Читать книгу Guide pratique des inventeurs et des brevetés l d'Amérique, en Espagne… - H. Truffaut - Страница 8
ART. 2.
ОглавлениеSeront considérées comme inventions ou découvertes nouvelles:
L’invention de nouveaux produits industriels;
L’invention de nouveaux moyens ou l’application nouvelle de moyens connus, pour l’obtention d’un résultat ou d’un produit industriel.
Une invention peut se manifester sous des formes et par des procédés divers. Elle peut, par d’utiles emprunts faits à la nature, conquérir sur elle des produits nouveaux; elle peut créer seulement de nouveaux moyens pour obtenir plus facilement, ou à moins de frais, des produits en circulation. Enfin, elle peut se borner à une application nouvelle de moyens déjà connus pour obtenir des résultats différens.
La jurisprudence avait déjà établi en principe que des brevets d’invention avaient été valablement délivrés pour l’application d’objets connus à la fabrication de produits nouveaux, pourvu que cette application fût faite à un objet spécial, nommément désigné dans la demande de brevet, et qui n’aurait pas été précédemment mis en usage. C’est ainsi que s’explique un arrêt de la chambre civile de la cour de cassation du 27 décembre 1837. «Attendu qu’une
» invention demeurerait inerte et stérile, tant pour
» son auteur que pour la société, si elle demeurait
» dans les termes d’une simple théorie, sans passer à
» l’état d’application; que si cette application ne
» peut se faire qu’à l’aide de procédés déjà connus,
» et qui, par conséquent, appartiendraient, en
» thèse générale, au domaine commun de l’industrie,
» l’emploi de ces procédés, en tant qu’appliqués
» l’objet de la découverte, peut être justement
» frappé du même droit privatif que la découverte
» elle-même, et peut devenir, comme celle-ci, et
» en considération de l’utilité qui s’y rattache, la
» matière d’un brevet d’invention.»
Quelle que soit l’autorité des décisions judiciaires, il vaut mieux qu’une interprétation contraire ne puisse pas avoir lieu, et à cet égard le législateur a levé tous les doutes; c’est un encouragement accordé aux inventeurs où plutôt c’est une source de difficultés qui sera désormais tarie.

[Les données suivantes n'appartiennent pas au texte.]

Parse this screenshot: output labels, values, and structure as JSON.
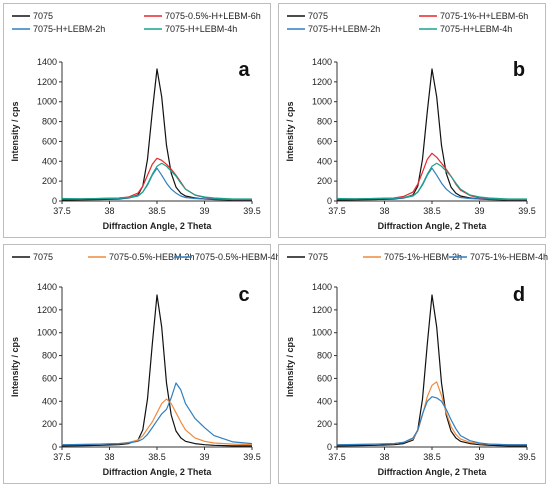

Sous l’ancienne législation, on a délivré des brevets pour des objets à raison desquels des contestations nombreuses se sont élevées devant les tribunaux, notamment pour des procédés de calligraphie appropriés à l’enseignement de l’écriture, et pour des méthodes nouvelles d’enseignement de la lecture. Ces brevets ont été annulés par des motifs qui, surtout à l’égard des procédés de calligraphie, ont été généralement tirés des faits. Un arrêt de la cour de Grenoble du 12 juin 1830, dans une affaire où il s’agissait d’une méthode de lecture, a clairement posé les principes: «Attendu que l’enseignement
» de la lecture est évidemment du domaine
» de l’intelligence et que ce qui appartient à
» l’entendement, sans le concours d’objets matériels,
» ne peut être une propriété privilégiée, puisqu’on
» ne saurait priver celui qui sait, d’user de sa
» science et de la communiquer; qu’aucune voie légale
» ne peut être ouverte contre celui qui a enrichi
» son intelligence de la science d’un autre; que, quels
» que soient les avantages que la méthode Lafforienne
» puisse avoir sur les autres méthodes, pour rendre
» l’enseignement de la lecture plus prompt et plus
» facile, les moyens de cette méthode étant purement
» intellectuels, ne pouvaient être l’objet d’un
» privilége et d’une vente.»
C’est par des motifs analogues qu’un jugement du tribunal civil de la Seine, du 26 décembre 1838, contre lequel le pourvoi a été rejeté par arrêt de la chambre des requêtes du 21 avril 1840, a décidé que la coupe plus ou moins économique d’un pantalon dans une pièce de drap peut dénoter plus ou moins d’intelligence et d’habileté de la part du tailleur qui y procède, mais que cette opération n’étant que le résultat de calculs qui ne peuvent être interdits à aucun tailleur pour faire le meilleur emploi possible d’une pièce d’étoffe, ne peut être considérée ni comme un procédé, ni comme une invention susceptible d’être brevetée.
Malgré les avertissemens de la justice, il est probable que des brevets seront encore demandés pour des objets qu’elle n’a pas voulu admettre, et cependant force sera à l’administration de les délivrer. Nous avons cru devoir donner cet avertissement, afin que les inventeurs connaissent bien l’état de la jurisprudence des tribunaux à cet égard, et s’ils sont bien avisés, ils s’abstiendront de requérir la délivrance de brevets pour ces objets, qui ne pourraient que les constituer dans des dépenses et leur prépareraient des contestations inévitables.